Bearing all that in mind, what might Harvard and other universities do when the next crisis inevitably arises?

One suggestion—admittedly controversial—is to abstain from articulating positions on issues not immediately pertinent to higher education. Harvard has a stake in trying to shape the public rules on who is admitted to study, how much the society invests in research, and so on. But as an institution, it might remain silent on issues, even compelling ones, like criminal justice or abortion. Amid the Middle East disasters, the case for doing so (which can seem morally self-neutering, to the fury of students, faculty, or alumni) was perhaps best made by Northwestern University’s president Michael H. Schill (also newish: in office since September 2022). Writing to his senior leadership team this October 11, he said, “I am not planning to put out a statement officially stating a University position.”

As “Mike Schill, citizen, Jew, and human being,” he said he was “deeply repulsed, sickened, and disappointed by what Hamas has done.” But being president differs: “The University does not speak for our faculty, students, and staff on these matters—they have their own voices, and I would venture to say, there are no doubt differences among our students and faculty on what Hamas did and how Israel is responding. For me to speak for them displaces their own freedom to speak”—and in effect forecloses debate. That distinction between the personal voice and the institutional one (“I do not foresee that I will be issuing statements on political, geopolitical, or social issues that do not directly impact the core mission of our University”) is subtle, but not trivial.

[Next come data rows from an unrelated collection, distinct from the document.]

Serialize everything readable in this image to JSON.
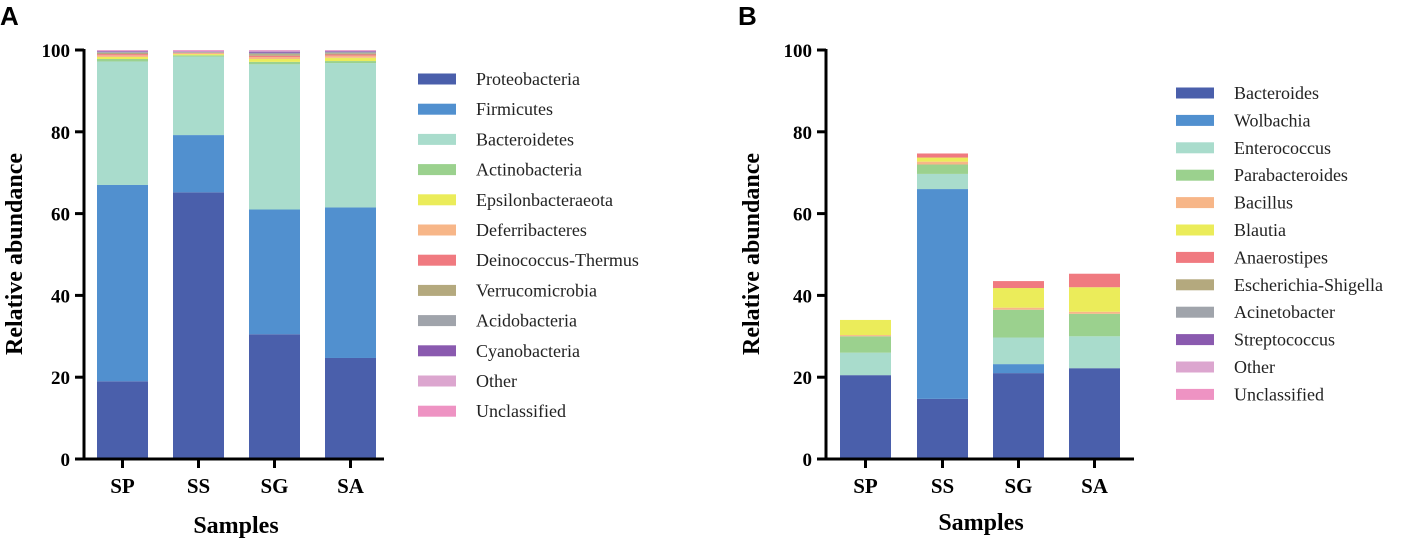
{
  "chart_data": [
    {
      "panel": "A",
      "type": "bar",
      "stacked": true,
      "xlabel": "Samples",
      "ylabel": "Relative abundance",
      "ylim": [
        0,
        100
      ],
      "yticks": [
        0,
        20,
        40,
        60,
        80,
        100
      ],
      "categories": [
        "SP",
        "SS",
        "SG",
        "SA"
      ],
      "series": [
        {
          "name": "Proteobacteria",
          "color": "#4a5fab",
          "values": [
            19,
            65.2,
            30.5,
            24.7
          ]
        },
        {
          "name": "Firmicutes",
          "color": "#5190cf",
          "values": [
            48,
            14,
            30.5,
            36.8
          ]
        },
        {
          "name": "Bacteroidetes",
          "color": "#a9dccc",
          "values": [
            30.2,
            19.2,
            35.5,
            35.3
          ]
        },
        {
          "name": "Actinobacteria",
          "color": "#9bd18e",
          "values": [
            0.6,
            0.3,
            0.6,
            0.5
          ]
        },
        {
          "name": "Epsilonbacteraeota",
          "color": "#ebec5a",
          "values": [
            0.5,
            0.3,
            0.7,
            0.8
          ]
        },
        {
          "name": "Deferribacteres",
          "color": "#f7b688",
          "values": [
            0.4,
            0.2,
            0.5,
            0.5
          ]
        },
        {
          "name": "Deinococcus-Thermus",
          "color": "#f07a80",
          "values": [
            0.3,
            0.1,
            0.3,
            0.3
          ]
        },
        {
          "name": "Verrucomicrobia",
          "color": "#b4a97e",
          "values": [
            0.3,
            0.1,
            0.4,
            0.3
          ]
        },
        {
          "name": "Acidobacteria",
          "color": "#a0a4ab",
          "values": [
            0.2,
            0.1,
            0.3,
            0.3
          ]
        },
        {
          "name": "Cyanobacteria",
          "color": "#8a5aaf",
          "values": [
            0.2,
            0.1,
            0.3,
            0.2
          ]
        },
        {
          "name": "Other",
          "color": "#dca6cf",
          "values": [
            0.2,
            0.2,
            0.3,
            0.2
          ]
        },
        {
          "name": "Unclassified",
          "color": "#ee93c3",
          "values": [
            0.1,
            0.2,
            0.1,
            0.1
          ]
        }
      ]
    },
    {
      "panel": "B",
      "type": "bar",
      "stacked": true,
      "xlabel": "Samples",
      "ylabel": "Relative abundance",
      "ylim": [
        0,
        100
      ],
      "yticks": [
        0,
        20,
        40,
        60,
        80,
        100
      ],
      "categories": [
        "SP",
        "SS",
        "SG",
        "SA"
      ],
      "series": [
        {
          "name": "Bacteroides",
          "color": "#4a5fab",
          "values": [
            20.5,
            14.7,
            21,
            22.2
          ]
        },
        {
          "name": "Wolbachia",
          "color": "#5190cf",
          "values": [
            0,
            51.3,
            2.2,
            0
          ]
        },
        {
          "name": "Enterococcus",
          "color": "#a9dccc",
          "values": [
            5.5,
            3.7,
            6.5,
            7.8
          ]
        },
        {
          "name": "Parabacteroides",
          "color": "#9bd18e",
          "values": [
            4,
            2.3,
            6.8,
            5.5
          ]
        },
        {
          "name": "Bacillus",
          "color": "#f7b688",
          "values": [
            0.3,
            0.7,
            0.5,
            0.5
          ]
        },
        {
          "name": "Blautia",
          "color": "#ebec5a",
          "values": [
            3.7,
            1,
            4.8,
            6
          ]
        },
        {
          "name": "Anaerostipes",
          "color": "#f07a80",
          "values": [
            0,
            1,
            1.7,
            3.3
          ]
        },
        {
          "name": "Escherichia-Shigella",
          "color": "#b4a97e",
          "values": [
            0,
            0,
            0,
            0
          ]
        },
        {
          "name": "Acinetobacter",
          "color": "#a0a4ab",
          "values": [
            0,
            0,
            0,
            0
          ]
        },
        {
          "name": "Streptococcus",
          "color": "#8a5aaf",
          "values": [
            0,
            0,
            0,
            0
          ]
        },
        {
          "name": "Other",
          "color": "#dca6cf",
          "values": [
            0,
            0,
            0,
            0
          ]
        },
        {
          "name": "Unclassified",
          "color": "#ee93c3",
          "values": [
            0,
            0,
            0,
            0
          ]
        }
      ]
    }
  ]
}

The critical affirmative suggestion is to live up to a university’s purposes: to apply its intellectual resources to debating the hardest issues. This fall, Dartmouth was lauded for bringing together professors of very different persuasions to discuss Israel and Palestine—apparently, forums that engaged hundreds of community members. Perhaps not coincidentally, Dartmouth seems to have been less torn asunder than other campuses. Harvard appears to have missed some similar opportunities: during much of October, the University’s home page featured stories about architecture; Princeton’s featured professors’ “Voices on Israel and Gaza.” Harvard’s centers on Middle Eastern studies and on international affairs are peopled with experts who have things to say about the current crisis, and there are still more scholars of conflict resolution, government, history, human rights, law, and other pertinent disciplines seeded throughout the schools.

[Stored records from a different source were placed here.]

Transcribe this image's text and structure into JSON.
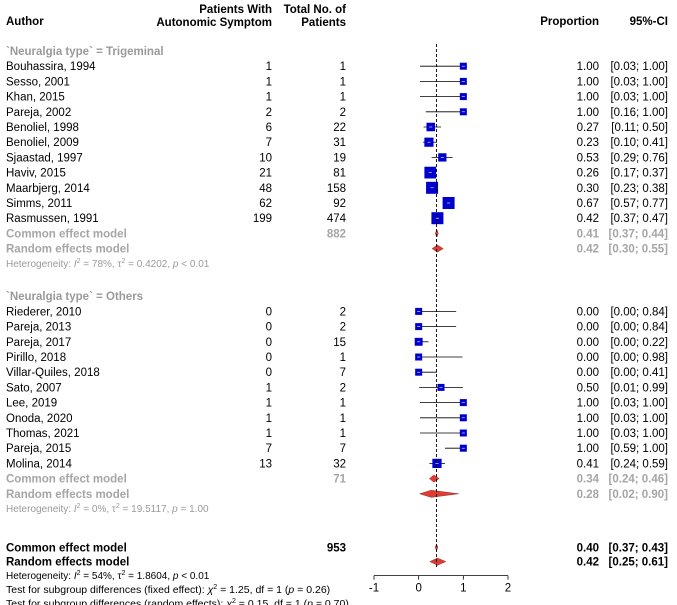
{
  "chart_data": {
    "type": "forest",
    "axis": {
      "min": -1,
      "max": 2,
      "ticks": [
        -1,
        0,
        1,
        2
      ]
    },
    "reference_line": 0.4,
    "headers": {
      "author": "Author",
      "events_line1": "Patients With",
      "events_line2": "Autonomic Symptom",
      "total_line1": "Total No. of",
      "total_line2": "Patients",
      "proportion": "Proportion",
      "ci": "95%-CI"
    },
    "subgroups": [
      {
        "title": "`Neuralgia type` = Trigeminal",
        "studies": [
          {
            "author": "Bouhassira, 1994",
            "events": 1,
            "total": 1,
            "prop": 1.0,
            "lo": 0.03,
            "hi": 1.0,
            "prop_text": "1.00",
            "ci_text": "[0.03; 1.00]"
          },
          {
            "author": "Sesso, 2001",
            "events": 1,
            "total": 1,
            "prop": 1.0,
            "lo": 0.03,
            "hi": 1.0,
            "prop_text": "1.00",
            "ci_text": "[0.03; 1.00]"
          },
          {
            "author": "Khan, 2015",
            "events": 1,
            "total": 1,
            "prop": 1.0,
            "lo": 0.03,
            "hi": 1.0,
            "prop_text": "1.00",
            "ci_text": "[0.03; 1.00]"
          },
          {
            "author": "Pareja, 2002",
            "events": 2,
            "total": 2,
            "prop": 1.0,
            "lo": 0.16,
            "hi": 1.0,
            "prop_text": "1.00",
            "ci_text": "[0.16; 1.00]"
          },
          {
            "author": "Benoliel, 1998",
            "events": 6,
            "total": 22,
            "prop": 0.27,
            "lo": 0.11,
            "hi": 0.5,
            "prop_text": "0.27",
            "ci_text": "[0.11; 0.50]"
          },
          {
            "author": "Benoliel, 2009",
            "events": 7,
            "total": 31,
            "prop": 0.23,
            "lo": 0.1,
            "hi": 0.41,
            "prop_text": "0.23",
            "ci_text": "[0.10; 0.41]"
          },
          {
            "author": "Sjaastad, 1997",
            "events": 10,
            "total": 19,
            "prop": 0.53,
            "lo": 0.29,
            "hi": 0.76,
            "prop_text": "0.53",
            "ci_text": "[0.29; 0.76]"
          },
          {
            "author": "Haviv, 2015",
            "events": 21,
            "total": 81,
            "prop": 0.26,
            "lo": 0.17,
            "hi": 0.37,
            "prop_text": "0.26",
            "ci_text": "[0.17; 0.37]"
          },
          {
            "author": "Maarbjerg, 2014",
            "events": 48,
            "total": 158,
            "prop": 0.3,
            "lo": 0.23,
            "hi": 0.38,
            "prop_text": "0.30",
            "ci_text": "[0.23; 0.38]"
          },
          {
            "author": "Simms, 2011",
            "events": 62,
            "total": 92,
            "prop": 0.67,
            "lo": 0.57,
            "hi": 0.77,
            "prop_text": "0.67",
            "ci_text": "[0.57; 0.77]"
          },
          {
            "author": "Rasmussen, 1991",
            "events": 199,
            "total": 474,
            "prop": 0.42,
            "lo": 0.37,
            "hi": 0.47,
            "prop_text": "0.42",
            "ci_text": "[0.37; 0.47]"
          }
        ],
        "common": {
          "label": "Common effect model",
          "total": 882,
          "est": 0.41,
          "lo": 0.37,
          "hi": 0.44,
          "prop_text": "0.41",
          "ci_text": "[0.37; 0.44]"
        },
        "random": {
          "label": "Random effects model",
          "est": 0.42,
          "lo": 0.3,
          "hi": 0.55,
          "pi_lo": 0.3,
          "pi_hi": 0.55,
          "prop_text": "0.42",
          "ci_text": "[0.30; 0.55]"
        },
        "heterogeneity": {
          "prefix": "Heterogeneity: ",
          "i2_label": "I",
          "i2_value": " = 78%, ",
          "tau2_label": "τ",
          "tau2_value": " = 0.4202, ",
          "p_label": "p",
          "p_value": " < 0.01"
        }
      },
      {
        "title": "`Neuralgia type` = Others",
        "studies": [
          {
            "author": "Riederer, 2010",
            "events": 0,
            "total": 2,
            "prop": 0.0,
            "lo": 0.0,
            "hi": 0.84,
            "prop_text": "0.00",
            "ci_text": "[0.00; 0.84]"
          },
          {
            "author": "Pareja, 2013",
            "events": 0,
            "total": 2,
            "prop": 0.0,
            "lo": 0.0,
            "hi": 0.84,
            "prop_text": "0.00",
            "ci_text": "[0.00; 0.84]"
          },
          {
            "author": "Pareja, 2017",
            "events": 0,
            "total": 15,
            "prop": 0.0,
            "lo": 0.0,
            "hi": 0.22,
            "prop_text": "0.00",
            "ci_text": "[0.00; 0.22]"
          },
          {
            "author": "Pirillo, 2018",
            "events": 0,
            "total": 1,
            "prop": 0.0,
            "lo": 0.0,
            "hi": 0.98,
            "prop_text": "0.00",
            "ci_text": "[0.00; 0.98]"
          },
          {
            "author": "Villar-Quiles, 2018",
            "events": 0,
            "total": 7,
            "prop": 0.0,
            "lo": 0.0,
            "hi": 0.41,
            "prop_text": "0.00",
            "ci_text": "[0.00; 0.41]"
          },
          {
            "author": "Sato, 2007",
            "events": 1,
            "total": 2,
            "prop": 0.5,
            "lo": 0.01,
            "hi": 0.99,
            "prop_text": "0.50",
            "ci_text": "[0.01; 0.99]"
          },
          {
            "author": "Lee, 2019",
            "events": 1,
            "total": 1,
            "prop": 1.0,
            "lo": 0.03,
            "hi": 1.0,
            "prop_text": "1.00",
            "ci_text": "[0.03; 1.00]"
          },
          {
            "author": "Onoda, 2020",
            "events": 1,
            "total": 1,
            "prop": 1.0,
            "lo": 0.03,
            "hi": 1.0,
            "prop_text": "1.00",
            "ci_text": "[0.03; 1.00]"
          },
          {
            "author": "Thomas, 2021",
            "events": 1,
            "total": 1,
            "prop": 1.0,
            "lo": 0.03,
            "hi": 1.0,
            "prop_text": "1.00",
            "ci_text": "[0.03; 1.00]"
          },
          {
            "author": "Pareja, 2015",
            "events": 7,
            "total": 7,
            "prop": 1.0,
            "lo": 0.59,
            "hi": 1.0,
            "prop_text": "1.00",
            "ci_text": "[0.59; 1.00]"
          },
          {
            "author": "Molina, 2014",
            "events": 13,
            "total": 32,
            "prop": 0.41,
            "lo": 0.24,
            "hi": 0.59,
            "prop_text": "0.41",
            "ci_text": "[0.24; 0.59]"
          }
        ],
        "common": {
          "label": "Common effect model",
          "total": 71,
          "est": 0.34,
          "lo": 0.24,
          "hi": 0.46,
          "prop_text": "0.34",
          "ci_text": "[0.24; 0.46]"
        },
        "random": {
          "label": "Random effects model",
          "est": 0.28,
          "lo": 0.02,
          "hi": 0.9,
          "pi_lo": 0.02,
          "pi_hi": 0.9,
          "prop_text": "0.28",
          "ci_text": "[0.02; 0.90]"
        },
        "heterogeneity": {
          "prefix": "Heterogeneity: ",
          "i2_label": "I",
          "i2_value": " = 0%, ",
          "tau2_label": "τ",
          "tau2_value": " = 19.5117, ",
          "p_label": "p",
          "p_value": " = 1.00"
        }
      }
    ],
    "overall": {
      "common": {
        "label": "Common effect model",
        "total": 953,
        "est": 0.4,
        "lo": 0.37,
        "hi": 0.43,
        "prop_text": "0.40",
        "ci_text": "[0.37; 0.43]"
      },
      "random": {
        "label": "Random effects model",
        "est": 0.42,
        "lo": 0.25,
        "hi": 0.61,
        "prop_text": "0.42",
        "ci_text": "[0.25; 0.61]"
      },
      "heterogeneity": {
        "prefix": "Heterogeneity: ",
        "i2_label": "I",
        "i2_value": " = 54%, ",
        "tau2_label": "τ",
        "tau2_value": " = 1.8604, ",
        "p_label": "p",
        "p_value": " < 0.01"
      },
      "test_fixed": {
        "prefix": "Test for subgroup differences (fixed effect): ",
        "chi_label": "χ",
        "chi_value": " = 1.25, df = 1 (",
        "p_label": "p",
        "p_value": " = 0.26)"
      },
      "test_random": {
        "prefix": "Test for subgroup differences (random effects): ",
        "chi_label": "χ",
        "chi_value": " = 0.15, df = 1 (",
        "p_label": "p",
        "p_value": " = 0.70)"
      }
    }
  },
  "colors": {
    "square": "#0000cc",
    "diamond": "#e03c31",
    "grey_text": "#a6a6a6",
    "reference_line": "#000000"
  }
}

At least some Harvard students want to hear from each other and from their professors. In a November 1 Washington Post op-ed, Aden Barton ’24 (one of this magazine’s Ledecky Undergraduate Fellows) suggested that he and his peers are tough enough for demanding discourse. “As a Jew,” he wrote, “I understand the anger provoked by ignorant and offensive statements about Israel. But, as an American student, I am appalled by the intimidation of my classmates” in the form of recent doxxing but also, and more generally, “national vitriol aimed at my campus and classmates” for “isolated instances of student leftism or conservatism.” He concluded, “Those who care about the Israeli-Palestinian conflict should recognize that stifling the thought processes of young people trying to engage with the issue will only make the already intractable situation even worse.”

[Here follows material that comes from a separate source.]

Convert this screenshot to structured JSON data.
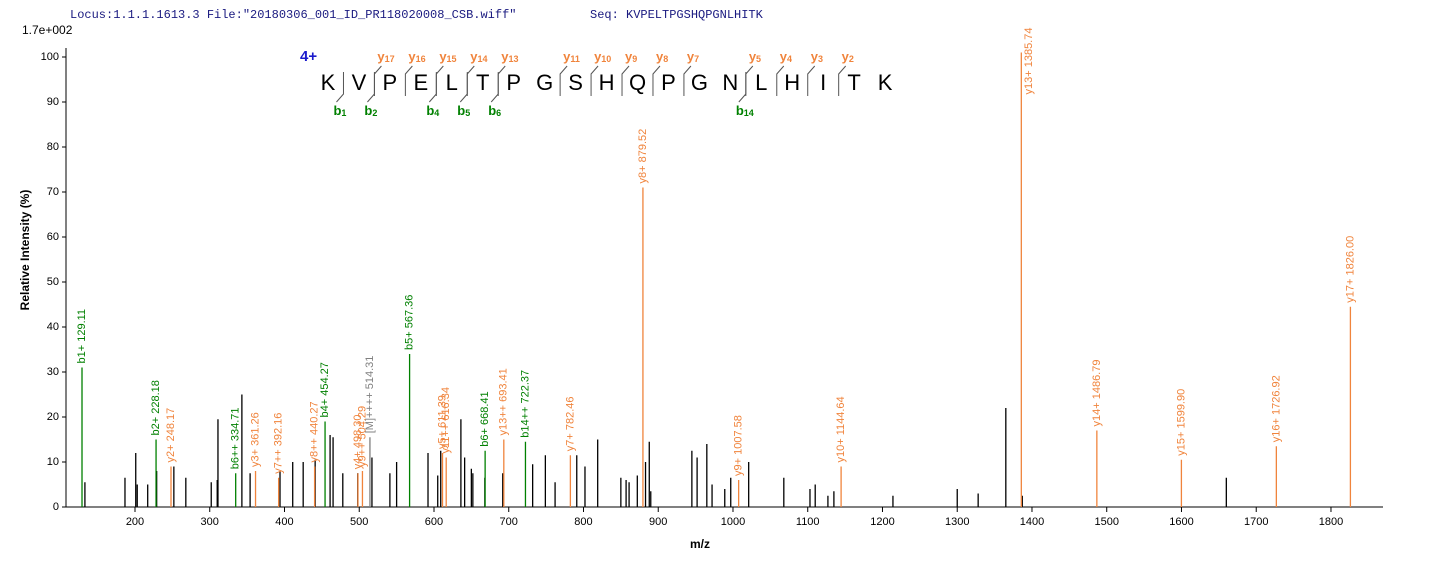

The next week, Harvard Kennedy School student Zahra Asghar wrote in the Boston Globe, “I am struck by the sense that on the conflict between Israelis and Palestinians, I am not being educated.” For all the emails about community support, she continued, she had received “virtually no academic resources or expert perspectives.” In the future, she concluded, “[I]t will be critical that Harvard establish study groups, enabling dialogue and encouraging faculty to engage…in line with their expertise….Such efforts are core to the institution’s mission—the reason we are all here.”

What they seek, amid a brutal war and emotions of loss and even hatred, is the application of reason to find a way forward when unreason prevails. Surely Harvard ought to, and can, do that.